While it’s important to put your skills to use, you are creating a trap for yourself if you are the only one who can perform a certain task.

Maybe you are really good at helping an angry customer and resolving conflict. If I watched you resolve your next five customer complaints, I would most likely notice you take the same steps in each situation even if you are unaware of these steps.

If you don’t take time to understand how you do something, you will never be able to train someone else to do it. You will become a bottleneck and feel trapped in your work.

Build a team of talented people.

I have a leadership adage I follow: If know how to do something well, you have a moral obligation to teach it to others.

I believe this because one of the signs of a great leader is their ability to help others grow. Building a process for others to follow is an effective way to teach others because it gives them something to refer to while they are learning. They are able to focus on what needs to be done while you work with them to understand why each step is necessary.

Teaching others creates more people who can do what you do, giving you more time.

Create more time through delegataion.

The ability and willingness to delegate separates a leader from a worker.

The more successful your business gets, the bigger the problems are, and the more work you have to do. That is, unless you learn to delegate.

While it’s scary to hand off responsibility to someone else, providing a process for your team to follow will give you peace of mind. You can rest assured your team knows what steps they need to take to do their job effectively.

And once you experience the freedom that comes from delegation, you will have more time and mental bandwidth to work on new challenges and opportunities.

Have time to build relationships.

Business is made up of people. If you neglect your people, you neglect your business.

Too many leaders are trapped in their tasks. They are too reactive. They take on too many problems. They grow resentful of others.
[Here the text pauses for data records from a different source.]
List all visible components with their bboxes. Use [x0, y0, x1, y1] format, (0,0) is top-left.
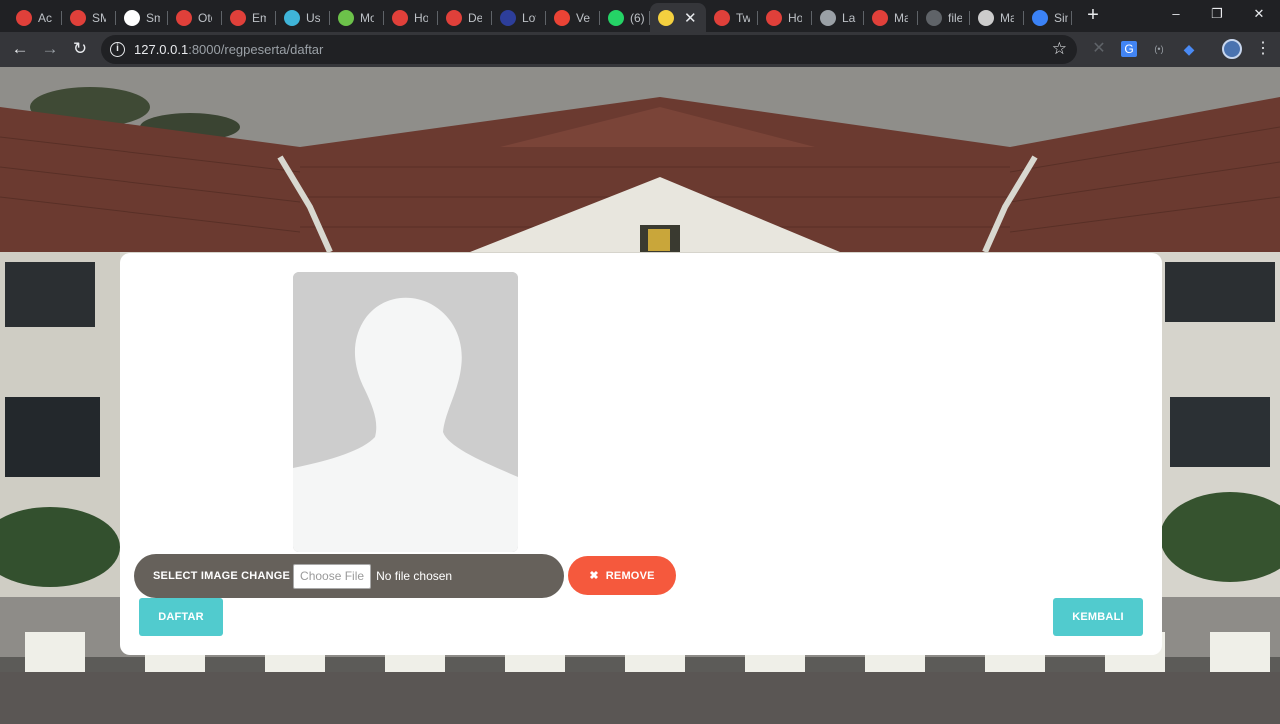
- browser-tab[interactable]: Acc: [8, 3, 62, 32]
- browser-tab[interactable]: Ma: [970, 3, 1024, 32]
- browser-tab[interactable]: Det: [438, 3, 492, 32]
- browser-tab[interactable]: Lov: [492, 3, 546, 32]
- laravel-icon: [16, 9, 32, 26]
- browser-tab[interactable]: Ma: [864, 3, 918, 32]
- laravel-icon: [70, 9, 86, 26]
- browser-tab[interactable]: Sin: [1024, 3, 1072, 32]
- j-icon: [500, 9, 516, 26]
- file-status-text: No file chosen: [376, 569, 453, 583]
- browser-tab[interactable]: Ho: [384, 3, 438, 32]
- browser-tab[interactable]: file: [918, 3, 970, 32]
- node-icon: [338, 9, 354, 26]
- remove-x-icon: ✖: [589, 570, 599, 582]
- tab-title: Acc: [38, 10, 52, 25]
- browser-tab[interactable]: Em: [222, 3, 276, 32]
- browser-tab[interactable]: Ver: [546, 3, 600, 32]
- select-image-bar[interactable]: SELECT IMAGE CHANGE Choose File No file …: [134, 554, 564, 598]
- profile-photo-placeholder[interactable]: [293, 272, 518, 552]
- site-info-icon[interactable]: i: [110, 42, 125, 57]
- bookmark-star-icon[interactable]: ☆: [1052, 39, 1067, 59]
- page-background: SELECT IMAGE CHANGE Choose File No file …: [0, 67, 1280, 724]
- tab-title: file: [948, 10, 962, 25]
- daftar-button[interactable]: DAFTAR: [139, 598, 223, 636]
- url-host: 127.0.0.1: [134, 42, 189, 57]
- address-bar[interactable]: i 127.0.0.1:8000/regpeserta/daftar ☆: [101, 35, 1077, 64]
- tab-title: Ho: [414, 10, 428, 25]
- browser-tab[interactable]: Oto: [168, 3, 222, 32]
- back-button[interactable]: ←: [9, 38, 31, 60]
- laravel-icon: [714, 9, 730, 26]
- browser-tab[interactable]: (6): [600, 3, 650, 32]
- choose-file-button[interactable]: Choose File: [293, 563, 372, 589]
- browser-tab[interactable]: Ho: [758, 3, 812, 32]
- browser-tab[interactable]: Lar: [812, 3, 864, 32]
- tab-title: Oto: [198, 10, 212, 25]
- html5-icon: [284, 9, 300, 26]
- new-tab-button[interactable]: +: [1083, 5, 1103, 25]
- tab-title: Ho: [788, 10, 802, 25]
- close-tab-icon[interactable]: ✕: [684, 9, 697, 27]
- registration-card: SELECT IMAGE CHANGE Choose File No file …: [120, 253, 1162, 655]
- minimize-button[interactable]: –: [1165, 4, 1187, 24]
- browser-tab[interactable]: ✕: [650, 3, 706, 32]
- tab-title: Sm: [146, 10, 160, 25]
- laravel-logo-icon: [230, 9, 246, 26]
- tab-title: Twi: [736, 10, 750, 25]
- close-window-button[interactable]: ✕: [1248, 4, 1270, 24]
- url-path: :8000/regpeserta/daftar: [188, 42, 324, 57]
- browser-toolbar: ← → ↻ i 127.0.0.1:8000/regpeserta/daftar…: [0, 32, 1280, 67]
- browser-tab[interactable]: Mo: [330, 3, 384, 32]
- laravel-icon: [446, 9, 462, 26]
- medium-icon: [124, 9, 140, 26]
- laravel-icon: [766, 9, 782, 26]
- google-translate-icon[interactable]: G: [1121, 41, 1137, 57]
- dw-icon: [176, 9, 192, 26]
- profile-avatar[interactable]: [1222, 39, 1242, 59]
- forward-button[interactable]: →: [39, 38, 61, 60]
- tab-title: Mo: [360, 10, 374, 25]
- github-icon: [926, 9, 942, 26]
- restore-button[interactable]: ❐: [1206, 4, 1228, 24]
- reload-button[interactable]: ↻: [69, 38, 91, 60]
- tab-strip: Acc SM Sm Oto Em Use Mo Ho Det Lov Ver (6) ✕ Twi Ho Lar…: [0, 0, 1280, 32]
- tab-title: Det: [468, 10, 482, 25]
- tab-separator: [1071, 11, 1072, 25]
- url-text[interactable]: 127.0.0.1:8000/regpeserta/daftar: [134, 42, 323, 57]
- extension-code-icon[interactable]: (•): [1151, 41, 1167, 57]
- browser-tab[interactable]: Sm: [116, 3, 168, 32]
- gmail-icon: [554, 9, 570, 26]
- remove-label: REMOVE: [605, 569, 655, 582]
- person-silhouette-icon: [293, 272, 518, 552]
- tab-title: Lov: [522, 10, 536, 25]
- browser-tab[interactable]: Twi: [706, 3, 758, 32]
- browser-tab[interactable]: Use: [276, 3, 330, 32]
- extension-diamond-icon[interactable]: ◆: [1181, 41, 1197, 57]
- tab-title: Ma: [894, 10, 908, 25]
- tab-title: Ma: [1000, 10, 1014, 25]
- tab-title: Lar: [842, 10, 856, 25]
- laravel-logo-icon: [872, 9, 888, 26]
- gear-icon: [820, 9, 836, 26]
- select-image-label: SELECT IMAGE CHANGE: [153, 570, 291, 582]
- tab-title: SM: [92, 10, 106, 25]
- tab-title: Em: [252, 10, 266, 25]
- whatsapp-icon: [608, 9, 624, 26]
- extension-x-icon[interactable]: ✕: [1091, 41, 1107, 57]
- laravel-icon: [392, 9, 408, 26]
- kembali-button[interactable]: KEMBALI: [1053, 598, 1143, 636]
- tab-title: Sin: [1054, 10, 1068, 25]
- emblem-icon: [658, 9, 674, 26]
- bow-icon: [978, 9, 994, 26]
- p-icon: [1032, 9, 1048, 26]
- menu-kebab-icon[interactable]: ⋮: [1255, 39, 1271, 59]
- tab-title: Use: [306, 10, 320, 25]
- tab-title: Ver: [576, 10, 590, 25]
- remove-button[interactable]: ✖ REMOVE: [568, 556, 676, 595]
- tab-title: (6): [630, 10, 644, 25]
- browser-tab[interactable]: SM: [62, 3, 116, 32]
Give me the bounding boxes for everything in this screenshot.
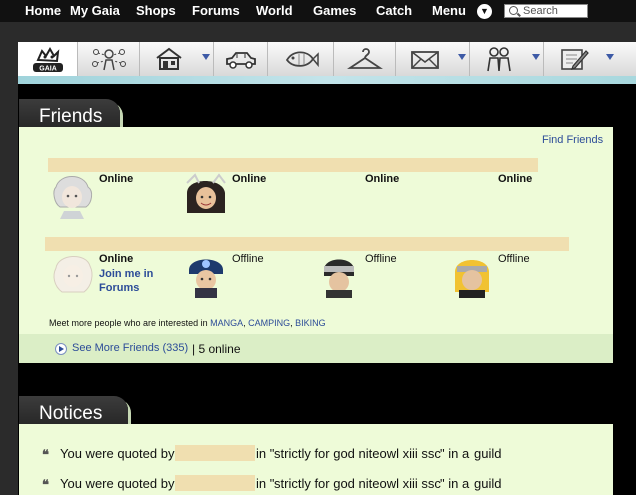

They ask themselves why their team doesn’t care as much as they do. They grow tired and demanding. They become irritable, and without realizing it, they drive people away.

By understanding what they know, teaching others, and delegating responsibility to others, leaders will create the margin to build relationships with their employees. I am talking about creating a solid foundation of trust that only comes from listening and communicating with your team.

Leaders who demonstrate that they care and who build trust will create teams of people who work just as hard when they are out of the building as they do when they are in it.

Leaders who feel trapped are ineffective leaders. We believe in creating tools that free leaders, give them margin, and help them do what people do best: solve problems and serve others.